An SWT Preferences dialog

preferenceDialog() {

    preferencePage( title:"Proxy Settings", filename:"syncthemilk.properties" ) {
        booleanFieldEditor( propertyName:"proxyEnabled", title:"Enable Proxy" )
        stringFieldEditor( propertyName:"proxyHost", title:"Proxy Host" )
        integerFieldEditor( propertyName:"proxyPort", title:"Proxy Port" )
    } 		

    preferencePage( title:"RTM Settings", filename:"syncthemilk.properties" ) {
        stringFieldEditor( propertyName:"rtmToken", title:"RTM Token" )
    }
}

I’ve found a few little bugs in the current groovy-swt source which I’ll bundle up in a patch and submit once I have the full GUI for my app done. That should let me exercise a good part of the library.

The only major shortcoming I’ve found so far is there is virtually no documentation. There are, however, a ton of good examples that demonstrate many of the cool and interesting parts of the library (including tray integration, properties dialogs, wizards, and more).
I’ll update the Groovy wiki with some new info once I’ve had a chance to get my own GUI done.

Huge props to Christiaan ten Klooster for all the fantastic work he has put into GroovySWT. Really a first class effort.

9 Responses to “A First Look at GroovySWT”

  1. James says:

    Hi,

    It’s my first time to hear about swt & jface. May I know your preferences why not swing?

  2. Glen Smith says:

    Hi James, that actually giant religious war that everyone has pretty much settled their place on one way or the other. Older blog entry here.

    For me it’s just about a much simpler API and genuine native components on every platform (both look and functionality). Both are just a matter of developer preference.

  3. Paul says:

    I’d agree that I’d prefer to use a tool to build the GUI – it can save so much time and makes modifications much easier. The option of the Groovy builders is fantastic though.

    I worked on a significant RCP and we used the Visual Editor successfully (but it was a *little* flakey). Unfortunately this project seems to be abandoned

    For pure Swing development (I’m a big fan on just having one binary for all platforms) NetBeans has a good GUI builder (formerly known as Matisse).

    I haven’t done anything serious with NetBeans yet, but I want to try using it for building the GUI components and I’ll probably stay with eclipse for the rest of the application.

    Comparison between Visual Editor and Matisse

  4. flyisland says:

    I’m great to see this. I’m a beginner to groovy and swt, i guest “groovyswt” will save me a lot of time to build a gui app.

    But it seems that I need to install maven first to make the groovyswt samples ran, is there a standalone package to run the samples?

  5. Glen Smith says:

    Hi. I just imported the project into Eclipse, and grabbed the few jars I needed from my Eclipse plugins directory.

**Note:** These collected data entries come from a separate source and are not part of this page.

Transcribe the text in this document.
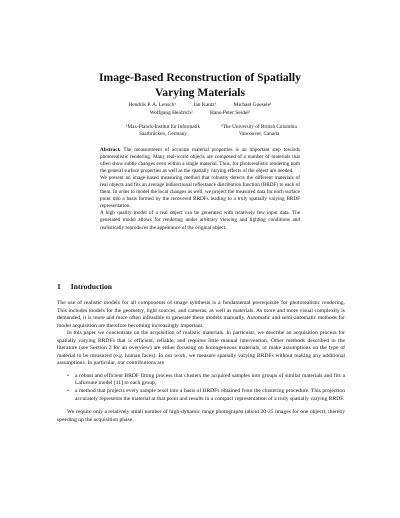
Image-Based Reconstruction of Spatially
Varying Materials
Hendrik P. A. Lensch¹	Jan Kautz¹	Michael Goesele¹
Wolfgang Heidrich²	Hans-Peter Seidel¹
¹Max-Planck-Institut für Informatik Saarbrücken, Germany
²The University of British Columbia Vancouver, Canada

Abstract. The measurement of accurate material properties is an important step towards photorealistic rendering. Many real-world objects are composed of a number of materials that often show subtle changes even within a single material. Thus, for photorealistic rendering both the general surface properties as well as the spatially varying effects of the object are needed.

We present an image-based measuring method that robustly detects the different materials of real objects and fits an average bidirectional reflectance distribution function (BRDF) to each of them. In order to model the local changes as well, we project the measured data for each surface point into a basis formed by the recovered BRDFs leading to a truly spatially varying BRDF representation.

A high quality model of a real object can be generated with relatively few input data. The generated model allows for rendering under arbitrary viewing and lighting conditions and realistically reproduces the appearance of the original object.

1 Introduction

The use of realistic models for all components of image synthesis is a fundamental prerequisite for photorealistic rendering. This includes models for the geometry, light sources, and cameras, as well as materials. As more and more visual complexity is demanded, it is more and more often infeasible to generate these models manually. Automatic and semi-automatic methods for model acquisition are therefore becoming increasingly important.

In this paper we concentrate on the acquisition of realistic materials. In particular, we describe an acquisition process for spatially varying BRDFs that is efficient, reliable, and requires little manual intervention. Other methods described in the literature (see Section 2 for an overview) are either focusing on homogeneous materials, or make assumptions on the type of material to be measured (e.g. human faces). In our work, we measure spatially varying BRDFs without making any additional assumptions. In particular, our contributions are

• a robust and efficient BRDF fitting process that clusters the acquired samples into groups of similar materials and fits a Lafortune model [11] to each group,
• a method that projects every sample texel into a basis of BRDFs obtained from the clustering procedure. This projection accurately represents the material at that point and results in a compact representation of a truly spatially varying BRDF.

We require only a relatively small number of high-dynamic range photographs (about 20-25 images for one object), thereby speeding up the acquisition phase.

Happy to send you my .classpath file if it helps?

    I’ve been learning Maven lately, so I’ll try and see what’s going on with the pom when I get a few minutes.

  6. flyisland says:

    hi Glen, it certainly helps if I got the .classpath file from you, thanks!

    my email address is [flyisland AT gmail DOT com].

  7. Kristian Mandrup says:

    Hi Glen,

    Looking at fisheye http://svn.groovy.codehaus.org/browse/groovy/trunk/groovy/modules

    It seems the last update to GroovySWT was back in the Aug 2006 :(

    http://docs.codehaus.org/display/GROOVY/GroovySWT
    Was last updated in Nov 2006 :(

    Did you patch and submit your changes?
    If so, where can I find it? or do you have a patched version lying around…?

    I would very much like to use the latest GroovySWT and perhaps enhance it… for use with Eclipse 3.3x :)

    Please advice me!

    Kristian

  8. Glen Smith says:

    Kristian, I never did submit any patches… but I think all I updated was the test cases anyway. Will have a hunt around and get back to you.

  9. Pierre Thibault says:

    Hello Glen,

    I’m trying to do a project with Groovy and SWT with Eclipse. But I don’t how to deal with .so files. Could you help me?